In de media rukken overal berichten op van waterbouwdeskundigen dat Nederland niet voldoende beschermd is tegen overstromingen. De duinen zouden te zwak zijn, de golven te groot en de dijken te laag. Ondertussen blijft Rijkswaterstaat roepen dat Nederland wel veilig is. Wonen we hier nu wel of niet veilig onder zeeniveau?

“Minder veilig dan we met elkaar hebben afgesproken in 1960”, reageert prof.drs.ir. Han Vrijling van de faculteit Civiele Techniek en Geowetenschappen desgevraagd. Vrijling is hoofd van de sectie waterbouwkunde en een van de deskundigen die in het openbaar alarm slaat. “In 1960 hebben we naar aanleiding van het rapport van de Deltacommissie een veiligheidsnorm van één op tienduizend afgesproken. Dat houdt in dat we de dijken en duinen langs de kust zo hoog maken dat we beschermd zijn tegen een stormvloed die eenmaal in de tienduizend jaar voorkomt. Maar inmiddels zijn we erachter gekomen dat tijdens die zeldzame stormvloed de golven veel zwaarder zullen zijn dan we toentertijd berekend hadden. De kustbescherming moet dus worden verhoogd om ons te beschermen tegen de stormvloed uit de afgesproken norm.”

De veiligheidsnorm zelf is ook een punt van discussie. “Als je de dijken verhoogt brengt dat kosten met zich mee.

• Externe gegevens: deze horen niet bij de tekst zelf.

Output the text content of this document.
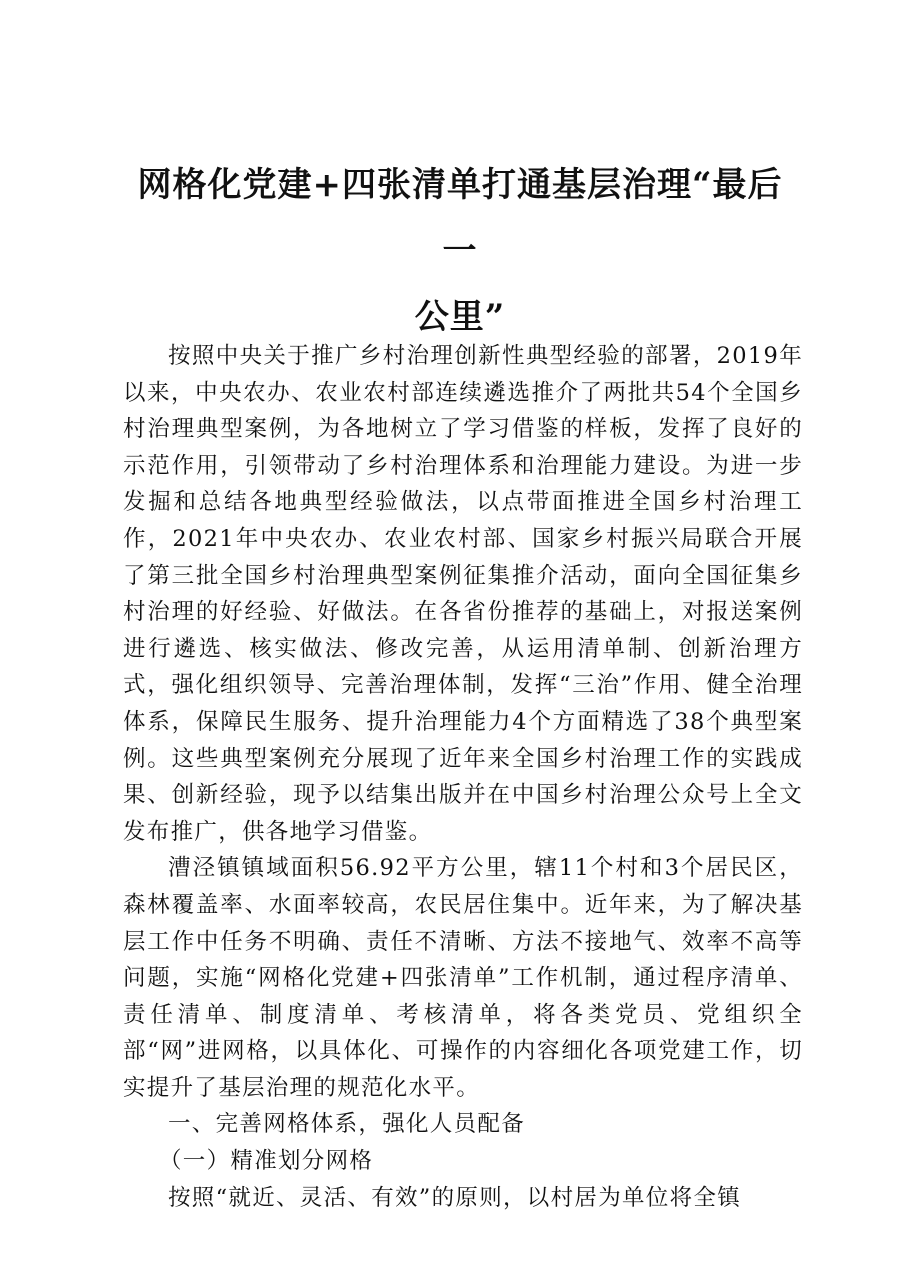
网格化党建+四张清单打通基层治理“最后一
公里”

按照中央关于推广乡村治理创新性典型经验的部署，2019年以来，中央农办、农业农村部连续遴选推介了两批共54个全国乡村治理典型案例，为各地树立了学习借鉴的样板，发挥了良好的示范作用，引领带动了乡村治理体系和治理能力建设。为进一步发掘和总结各地典型经验做法，以点带面推进全国乡村治理工作，2021年中央农办、农业农村部、国家乡村振兴局联合开展了第三批全国乡村治理典型案例征集推介活动，面向全国征集乡村治理的好经验、好做法。在各省份推荐的基础上，对报送案例进行遴选、核实做法、修改完善，从运用清单制、创新治理方式，强化组织领导、完善治理体制，发挥“三治”作用、健全治理体系，保障民生服务、提升治理能力4个方面精选了38个典型案例。这些典型案例充分展现了近年来全国乡村治理工作的实践成果、创新经验，现予以结集出版并在中国乡村治理公众号上全文发布推广，供各地学习借鉴。

漕泾镇镇域面积56.92平方公里，辖11个村和3个居民区，森林覆盖率、水面率较高，农民居住集中。近年来，为了解决基层工作中任务不明确、责任不清晰、方法不接地气、效率不高等问题，实施“网格化党建+四张清单”工作机制，通过程序清单、责任清单、制度清单、考核清单，将各类党员、党组织全部“网”进网格，以具体化、可操作的内容细化各项党建工作，切实提升了基层治理的规范化水平。

一、完善网格体系，强化人员配备

（一）精准划分网格

按照“就近、灵活、有效”的原则，以村居为单位将全镇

Maar tegelijkertijd wordt de kans dat een overstroming zal plaatsvinden verkleind en daarmee ook het financiële risico op een overstroming”, legt Vrijling uit. “De veiligheidsnorm is eigenlijk een economisch optimum tussen de kosten van dijkverhogingen en de gevolgen die een overstroming zou veroorzaken in 1960.”

“De economische belangen zijn door de vele investeringen in laag Nederland, nu veel groter dan in 1960. De optimale veiligheidsnorm is daardoor veranderd”, vertelt Vrijling.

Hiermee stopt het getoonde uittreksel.